There were several pieces of circumstantial evidence introduced at trial which tended to prove that the *22defendant was the driver of the stolen automobile and the man who shot the complainant. A security guard testified that, on the night of the incident, he and several other officers followed footprints leading from the stolen car until the footprints came to an end just outside the building in which the defendant lived. One of the officers further testified that the defendant’s mother later informed him that the defendant knew that he was being sought by the police and had run away to hide. In addition, the complainant testified that the man who shot him held the gun in his left hand, and other testimony revealed that the defendant was left-handed.

By far the most persuasive evidence introduced at trial, however, was direct evidence. The complainant identified the defendant both in court and in a pretrial photographic display as the man who had stolen the car and then shot him. In addition, a police officer testified that James Evans, the admitted passenger of the stolen car, gave a statement in which he implicated the defendant as both the driver of the stolen vehicle and the man who shot the complainant. Given this evidence we find no merit in the defendant’s claim that identity was proven mainly by circumstantial evidence.

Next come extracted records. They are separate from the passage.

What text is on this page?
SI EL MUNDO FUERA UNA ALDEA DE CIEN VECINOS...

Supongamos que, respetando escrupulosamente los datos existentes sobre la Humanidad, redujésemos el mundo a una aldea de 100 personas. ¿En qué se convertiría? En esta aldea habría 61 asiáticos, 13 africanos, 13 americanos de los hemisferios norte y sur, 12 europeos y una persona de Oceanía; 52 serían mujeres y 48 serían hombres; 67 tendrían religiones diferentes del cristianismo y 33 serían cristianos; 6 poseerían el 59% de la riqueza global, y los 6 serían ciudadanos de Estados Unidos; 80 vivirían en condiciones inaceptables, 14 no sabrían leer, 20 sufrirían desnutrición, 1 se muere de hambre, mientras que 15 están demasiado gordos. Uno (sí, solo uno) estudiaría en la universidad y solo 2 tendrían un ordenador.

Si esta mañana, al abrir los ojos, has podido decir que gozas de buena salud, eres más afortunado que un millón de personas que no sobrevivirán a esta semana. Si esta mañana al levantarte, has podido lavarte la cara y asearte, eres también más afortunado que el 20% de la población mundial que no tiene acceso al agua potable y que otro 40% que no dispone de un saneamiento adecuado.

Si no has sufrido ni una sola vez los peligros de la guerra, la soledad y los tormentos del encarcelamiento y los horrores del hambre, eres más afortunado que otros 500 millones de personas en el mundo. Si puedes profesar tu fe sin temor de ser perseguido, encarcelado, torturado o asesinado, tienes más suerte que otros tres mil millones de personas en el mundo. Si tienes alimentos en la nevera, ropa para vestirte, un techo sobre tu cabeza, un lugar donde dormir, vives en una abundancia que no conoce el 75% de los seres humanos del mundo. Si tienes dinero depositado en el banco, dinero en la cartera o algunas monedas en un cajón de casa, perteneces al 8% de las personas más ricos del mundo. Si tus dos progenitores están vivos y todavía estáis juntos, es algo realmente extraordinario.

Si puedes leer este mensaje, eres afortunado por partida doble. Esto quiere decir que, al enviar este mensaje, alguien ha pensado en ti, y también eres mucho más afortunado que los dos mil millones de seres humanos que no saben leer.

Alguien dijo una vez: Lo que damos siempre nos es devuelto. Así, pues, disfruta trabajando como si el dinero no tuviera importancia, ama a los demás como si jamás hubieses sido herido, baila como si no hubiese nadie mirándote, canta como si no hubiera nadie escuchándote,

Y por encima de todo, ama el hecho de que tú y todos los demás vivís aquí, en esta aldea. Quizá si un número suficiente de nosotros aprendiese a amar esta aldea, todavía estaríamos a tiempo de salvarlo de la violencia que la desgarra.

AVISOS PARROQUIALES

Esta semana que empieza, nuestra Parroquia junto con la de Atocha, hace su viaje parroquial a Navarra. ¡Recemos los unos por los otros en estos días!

Accordingly, we read the jury instructions as a whole to determine whether it is reasonably possible that the jury was misled as to the state’s burden of proof. State v. Rodgers, supra; State v. Whitaker, 12 Conn. App. 604, 606, 533 A.2d 233 (1987). We find that it is not. The trial court informed the jury several times that the defendant was presumed to be innocent and that it was not to convict the defendant except upon proof beyond a reasonable doubt. Further, the trial court specifically instructed the jury that the state had the burden of proving beyond a reasonable doubt that the defendant was the perpetrator of the crimes with which he was charged. “We hold, therefore, that ‘it was not reason*23ably possible that the isolated use of the phrase “more probable than not” confused or misled the jury with regard to the state’s heavy burden of proof.’ ” State v. Robinson, 204 Conn. 207, 211, 527 A.2d 694 (1987).

There is no error.

In this opinion the other judges concurred.

The two sets of footprints diverged at some point between the scene of the crime and the apartment building. The police attempted to follow the other set of footprints but were unsuccessful.

Ordinarily, a guilty plea involves a defendant’s admission that he committed the crime charged. Under the doctrine of North Carolina v. Alford, 400 U.S. 25, 91 S. Ct. 160, 27 L. Ed. 2d 162 (1970), however, an accused can plead guilty without admitting that he committed the acts with which he is charged if (1) a factual basis exists for the plea, (2) the plea is voluntarily, knowingly, and intelligently entered, and (3) the trial court has inquired into and sought to resolve the conflict between the waiver of trial and the claim of innocence.